Product fractions limit $\lim_{n\to \infty} (\frac{1^1 \times 2^2\times ... \times n^n}{n^{1+2+...+n}})^{1/n^2}$

Question

I need some help with this limit

$$\lim_{n\to \infty} \left(\frac{1^1 \times 2^2\times ... \times n^n}{n^{1+2+...+n}}\right)^{1/n^2}$$

This problem appears in a chapter about Riemann sums, so I think I must split the fractions in the parantheses:

$$\frac{1^1 \times 2^2\times ... \times n^n}{n^{1+2+...+n}} = \frac{1^1}{n^1}\times \frac{2^2}{n^2}\times ... \times \frac{n^n}{n^n}$$

Now I am stuck.

Answer 1

Hint. By taking the logarithm we find $$\log\left(\left(\frac{1^1 \times 2^2\times ... \times n^n}{n^{1+2+...+n}}\right)^{1/n^2}\right)=\frac{1}{n}\sum_{k=1}^n (k/n)\log(k/n)$$ which looks like a Riemann sum...

Answer 2

Let $I$ denote the given limit. Then $$I = \lim_{n\to\infty}\left(\prod_{i=1}^n\left(\dfrac{i}{n}\right)^i\right)^{\frac{1}{n^2}}$$ $$=e^{\lim_{n\to\infty}\frac{1}{n^2}\sum_{i=1}^n\left(i\log\frac{i}{n}\right)}$$ $$ = e^{\lim_{n\to\infty}\frac{1}{n}\sum_{i=1}^n\left(\frac{i}{n}\log\frac{i}{n}\right)}$$ $$=e^{\int_0^1x\log x\mathrm{d}x}$$ Now apply integration by parts.

Answer 3

$$\left(\frac{1^{1}\cdot2^{2}\cdot\cdot\cdot n^{n}}{n^{\left(1+2+...+n\right)}}\right)^{\frac{1}{n^{2}}}=\exp\left(\frac{1}{n^{2}}\ln\left(\frac{1^{1}\cdot2^{2}\cdot\cdot\cdot n^{n}}{n^{\left(1+2+...+n\right)}}\right)\right)$$$$=\exp\left(\frac{1}{n^{2}}\ln\left(\prod_{k=1}^{n}\left(\frac{k}{n}\right)^{k}\right)\right)=\exp\left(\frac{1}{n}\sum_{k=1}^{n}\ln\left(\left(\frac{k}{n}\right)^{\frac{k}{n}}\right)\right)$$$$=\exp\left(\int_{0}^{1}\ln\left(\left(x\right)^{x}\right)dx\right)=\exp\left(\int_{0}^{1}x\ln\left(\left(x\right)\right)dx\right)$$$$=\exp\left(\frac{x^{2}}{2}\ln\left(\left(x\right)\right)\Big|_0^1-\frac{1}{2}\int_{0}^{1}xdx\right)$$$$=\color{red}{\exp\left(\frac{-1}{4}\right)\simeq0.778800783071}$$

Answer 4

$$A=\lim_{n\to\infty}\left(\prod_{r=1}^n\left(\dfrac rn\right)^{r/n}\right)^{1/n}$$

$$\ln A=\lim_{n\to\infty}\dfrac1n f\left(\dfrac rn\right)$$ where $f(x)=x\ln x$

Now use The limit of a sum $\sum_{k=1}^n \frac{n}{n^2+k^2}$ and integrate by parts using LIATE : How does it work?

Answer 5

Just for your curiosity

It is clear that Riemann sum make the problem quite simple.

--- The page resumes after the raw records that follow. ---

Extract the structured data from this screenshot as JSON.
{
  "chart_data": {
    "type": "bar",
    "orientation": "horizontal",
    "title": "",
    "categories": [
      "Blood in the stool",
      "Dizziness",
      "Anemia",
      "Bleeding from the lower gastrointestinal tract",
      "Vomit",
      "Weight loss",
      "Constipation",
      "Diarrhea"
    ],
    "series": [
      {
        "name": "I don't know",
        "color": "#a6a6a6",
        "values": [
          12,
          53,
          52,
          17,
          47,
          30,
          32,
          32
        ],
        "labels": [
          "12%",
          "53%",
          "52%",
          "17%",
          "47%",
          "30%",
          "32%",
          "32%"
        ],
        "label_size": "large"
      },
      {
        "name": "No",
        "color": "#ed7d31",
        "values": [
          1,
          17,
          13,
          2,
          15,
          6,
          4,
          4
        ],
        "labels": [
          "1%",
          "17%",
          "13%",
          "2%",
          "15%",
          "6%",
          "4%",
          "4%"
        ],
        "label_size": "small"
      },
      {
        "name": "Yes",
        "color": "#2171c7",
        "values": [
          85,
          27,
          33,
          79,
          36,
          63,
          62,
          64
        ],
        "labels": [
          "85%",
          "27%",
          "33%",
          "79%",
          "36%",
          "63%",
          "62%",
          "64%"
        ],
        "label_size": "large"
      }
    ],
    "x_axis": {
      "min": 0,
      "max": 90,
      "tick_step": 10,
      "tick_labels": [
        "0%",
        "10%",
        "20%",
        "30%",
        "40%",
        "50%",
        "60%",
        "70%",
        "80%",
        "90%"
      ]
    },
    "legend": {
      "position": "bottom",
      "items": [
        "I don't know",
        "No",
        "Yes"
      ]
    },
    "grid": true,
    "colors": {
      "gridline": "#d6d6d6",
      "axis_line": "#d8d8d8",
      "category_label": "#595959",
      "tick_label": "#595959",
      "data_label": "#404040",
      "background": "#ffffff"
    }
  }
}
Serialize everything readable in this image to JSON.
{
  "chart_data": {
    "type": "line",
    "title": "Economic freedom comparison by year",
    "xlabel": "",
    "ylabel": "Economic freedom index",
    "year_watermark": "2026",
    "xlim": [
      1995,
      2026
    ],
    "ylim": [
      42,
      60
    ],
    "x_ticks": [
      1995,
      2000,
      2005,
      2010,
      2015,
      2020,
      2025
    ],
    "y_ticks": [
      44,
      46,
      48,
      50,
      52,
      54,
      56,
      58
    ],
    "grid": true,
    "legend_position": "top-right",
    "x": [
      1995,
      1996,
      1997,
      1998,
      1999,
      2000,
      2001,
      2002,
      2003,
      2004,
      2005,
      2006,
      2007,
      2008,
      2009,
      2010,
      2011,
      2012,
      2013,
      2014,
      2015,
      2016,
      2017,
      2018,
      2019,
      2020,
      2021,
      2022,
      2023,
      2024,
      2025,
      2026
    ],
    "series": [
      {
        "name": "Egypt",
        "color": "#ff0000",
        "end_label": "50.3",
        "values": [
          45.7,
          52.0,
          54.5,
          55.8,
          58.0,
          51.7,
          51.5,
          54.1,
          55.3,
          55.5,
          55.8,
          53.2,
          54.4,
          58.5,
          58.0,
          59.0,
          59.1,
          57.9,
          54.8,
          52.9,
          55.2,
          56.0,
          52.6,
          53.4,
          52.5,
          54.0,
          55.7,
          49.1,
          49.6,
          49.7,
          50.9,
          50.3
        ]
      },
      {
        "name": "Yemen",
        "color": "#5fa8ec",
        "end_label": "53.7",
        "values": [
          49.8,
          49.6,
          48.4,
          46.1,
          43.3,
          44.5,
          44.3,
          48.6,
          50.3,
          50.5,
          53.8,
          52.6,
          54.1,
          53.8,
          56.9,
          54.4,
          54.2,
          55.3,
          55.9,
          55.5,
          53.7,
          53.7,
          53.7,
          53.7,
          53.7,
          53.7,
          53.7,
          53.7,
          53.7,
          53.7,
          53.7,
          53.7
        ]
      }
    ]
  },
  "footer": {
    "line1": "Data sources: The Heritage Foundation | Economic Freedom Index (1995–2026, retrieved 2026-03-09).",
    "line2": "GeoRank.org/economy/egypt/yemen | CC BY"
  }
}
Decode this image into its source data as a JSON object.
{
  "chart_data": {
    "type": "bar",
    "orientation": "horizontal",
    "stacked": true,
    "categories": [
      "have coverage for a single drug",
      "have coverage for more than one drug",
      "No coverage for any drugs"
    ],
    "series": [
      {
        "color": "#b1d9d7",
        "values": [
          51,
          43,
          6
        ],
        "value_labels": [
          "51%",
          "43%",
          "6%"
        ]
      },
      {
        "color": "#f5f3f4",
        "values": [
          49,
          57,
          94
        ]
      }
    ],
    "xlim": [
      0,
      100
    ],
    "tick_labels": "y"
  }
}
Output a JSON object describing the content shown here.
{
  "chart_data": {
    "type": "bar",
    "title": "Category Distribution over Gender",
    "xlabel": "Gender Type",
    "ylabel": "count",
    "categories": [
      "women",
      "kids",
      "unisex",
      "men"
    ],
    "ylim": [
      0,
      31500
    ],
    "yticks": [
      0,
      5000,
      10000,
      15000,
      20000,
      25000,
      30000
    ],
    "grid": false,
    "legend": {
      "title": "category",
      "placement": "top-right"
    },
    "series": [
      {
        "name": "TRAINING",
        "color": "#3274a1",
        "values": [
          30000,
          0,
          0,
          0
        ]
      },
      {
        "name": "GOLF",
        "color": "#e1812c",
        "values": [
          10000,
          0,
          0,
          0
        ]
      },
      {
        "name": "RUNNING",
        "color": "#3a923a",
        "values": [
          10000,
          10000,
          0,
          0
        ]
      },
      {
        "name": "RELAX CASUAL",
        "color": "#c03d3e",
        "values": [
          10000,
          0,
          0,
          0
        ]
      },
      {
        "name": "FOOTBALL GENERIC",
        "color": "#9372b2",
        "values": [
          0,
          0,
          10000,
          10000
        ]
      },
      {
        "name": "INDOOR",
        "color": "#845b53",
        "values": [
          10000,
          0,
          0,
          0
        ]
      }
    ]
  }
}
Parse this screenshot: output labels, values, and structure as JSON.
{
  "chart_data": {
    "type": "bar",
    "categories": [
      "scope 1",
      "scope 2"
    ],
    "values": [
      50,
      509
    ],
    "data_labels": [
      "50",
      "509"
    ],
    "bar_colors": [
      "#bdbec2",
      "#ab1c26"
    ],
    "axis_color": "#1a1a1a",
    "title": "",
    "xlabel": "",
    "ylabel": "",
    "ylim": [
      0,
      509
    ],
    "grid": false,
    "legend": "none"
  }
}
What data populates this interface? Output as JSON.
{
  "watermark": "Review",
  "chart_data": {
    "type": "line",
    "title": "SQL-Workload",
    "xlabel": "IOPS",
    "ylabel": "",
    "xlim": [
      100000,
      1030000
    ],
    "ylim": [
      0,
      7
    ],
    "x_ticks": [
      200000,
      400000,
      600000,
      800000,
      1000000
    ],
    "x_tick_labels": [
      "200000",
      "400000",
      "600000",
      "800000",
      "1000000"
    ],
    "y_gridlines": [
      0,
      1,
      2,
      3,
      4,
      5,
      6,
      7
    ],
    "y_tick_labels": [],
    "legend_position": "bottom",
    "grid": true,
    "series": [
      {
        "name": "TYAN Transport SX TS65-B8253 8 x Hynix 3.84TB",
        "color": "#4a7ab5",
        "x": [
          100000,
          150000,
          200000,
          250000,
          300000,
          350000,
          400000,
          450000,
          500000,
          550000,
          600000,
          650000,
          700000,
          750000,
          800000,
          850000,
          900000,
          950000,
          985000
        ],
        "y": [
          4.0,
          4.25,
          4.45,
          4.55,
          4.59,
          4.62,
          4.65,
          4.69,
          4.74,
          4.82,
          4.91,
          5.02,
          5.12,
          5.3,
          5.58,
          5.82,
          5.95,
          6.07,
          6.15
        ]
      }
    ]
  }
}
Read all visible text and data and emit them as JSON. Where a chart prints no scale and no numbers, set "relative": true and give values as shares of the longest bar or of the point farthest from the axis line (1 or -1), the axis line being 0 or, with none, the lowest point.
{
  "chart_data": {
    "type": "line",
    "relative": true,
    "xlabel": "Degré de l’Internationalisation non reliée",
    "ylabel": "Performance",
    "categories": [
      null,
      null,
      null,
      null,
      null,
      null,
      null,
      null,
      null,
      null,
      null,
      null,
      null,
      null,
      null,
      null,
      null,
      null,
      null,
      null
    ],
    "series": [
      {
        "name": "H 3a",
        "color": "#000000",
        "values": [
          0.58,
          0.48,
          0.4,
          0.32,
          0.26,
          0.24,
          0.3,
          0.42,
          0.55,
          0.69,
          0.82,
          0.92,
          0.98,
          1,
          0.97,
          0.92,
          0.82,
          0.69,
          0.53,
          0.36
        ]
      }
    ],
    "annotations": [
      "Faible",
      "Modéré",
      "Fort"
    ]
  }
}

But we can go beyond the limit and approximate the term which is $$a_n=\left(n^{-\frac{1}{2} n (n+1)} H(n)\right)^{\frac{1}{n^2}}\implies \log(a_n)=\frac 1{n^2}\log\left(n^{-\frac{1}{2} n (n+1)} H(n)\right)$$ where $H(n)$ is the hyperfactorial function.

Expanding the logarithm and using the asymptotics of $\log(H(n))$ we quickly end with $$\log(a_n)=\frac{1}{ n^2}\left(-\frac{n^2}{4}+\log (A)+\frac{1}{12} \log \left({n}\right)+\frac{1}{720 n^2}+O\left(\frac{1}{n^4}\right)\right)$$ where $A$ is Glaisher constant that is to say $$\log(a_n)=-\frac{1}{4}+\frac{12\log (A)+ \log \left({n}\right)}{n^2}+O\left(\frac{1}{n^4}\right)$$ which shows the limit and how it ia approached.

Moreover, this gives you a shortcut method for computing $a_n$. If you are patient, compute $a_{10}$; the exact value is $0.78224014$ while the above (very) truncated series would give $0.78224004$.